Es geht aber auch oft um die Frage: Bin ich als Unternehmen zur richtigen Zeit mit dem richtigen Produkt beim richtigen Kunden am richtigen Ort? Bin ich zu früh, kann der Schuss wegen mangelnder Kunden und fehlender Märkte nach hinten losgehen; bin ich zu langsam, sind Kunden schon versorgt oder Märkte bereits besetzt. Und das in einer Phase, in der durch die Digitalisierung traditionelle Arbeits- und Lebensmodelle grundsätzlich in Frage gestellt werden und unter dem Siegel der Partizipation eine „Führungsmode nach der anderen durch´ s Unternehmensdorf getrieben“ wird.
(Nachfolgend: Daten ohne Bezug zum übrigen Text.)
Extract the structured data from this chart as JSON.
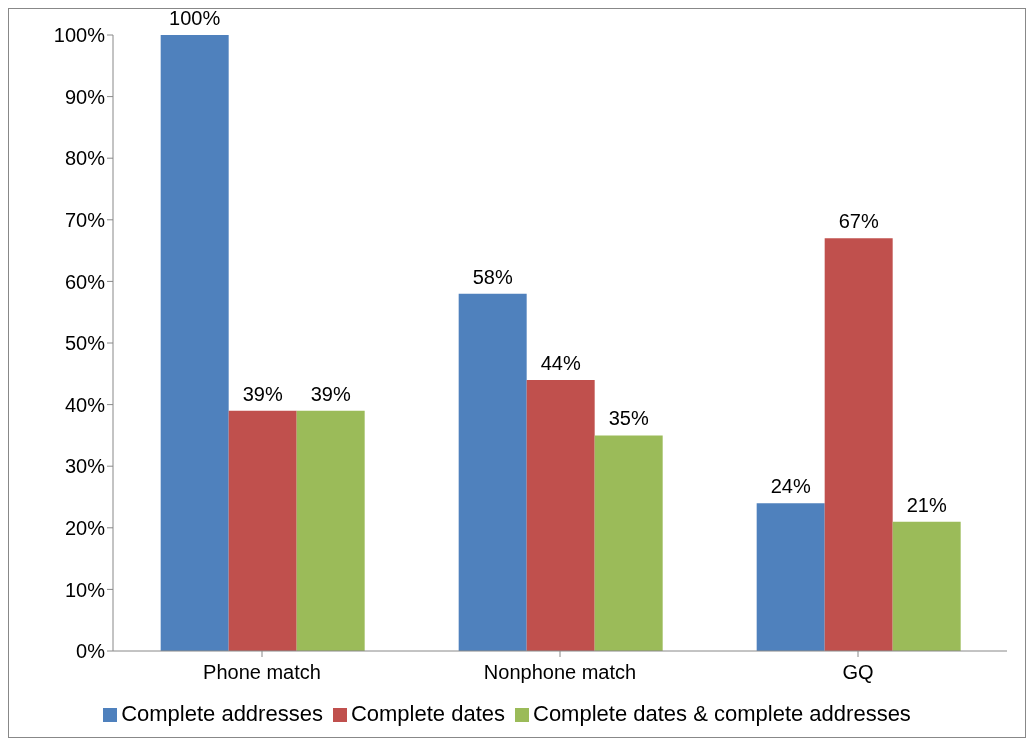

Für die zukunftsfähige Führung ergibt sich daraus ein unheilvoller Spagat im Umgang mit den Mitarbeitenden: Wie viel Druck darf ich ausüben bzw. wie viel Partizipation kann ich noch zulassen? Eine Professorin sagte einmal, die transformationale Führung – also die Führung über Werte und Sinnstiftung, Purpose und Zielvereinbarung etc. – sei nachweislich die beste und erfolgreichste Form der Führung. Wirklich? Kann man das in Zeiten steigender Ansprüche von Kunden und der Schnelllebigkeit von Trends noch so stehen lassen? Oder ist sie nicht mittlerweile sogar Teil des Problems?

Hinter der Digitalisierung verbergen sich viele Tabu-Themen

Immer öfter hört man mittlerweile aus dem „Maschinenraum“ vieler Organisationen ein leises Grummeln, ein verhaltenes Stöhnen. Und dass nicht nur aus einer falsch verstandenen Corporate Cultural Correctness. Dahinter verbergen sich regelrechte Tabu-Themen für die Organisationen und deren Führung: Wie gehe ich mit der Beschleunigung um? Wer hält mit den rasanten Entwicklungen noch mit, wer nicht? Kann ich überhaupt noch Anweisungen geben, ohne gleich als ewig Gestriger dazustehen, wenn doch alle Welt agil und partizipativ führt? An wen kann ich was delegieren?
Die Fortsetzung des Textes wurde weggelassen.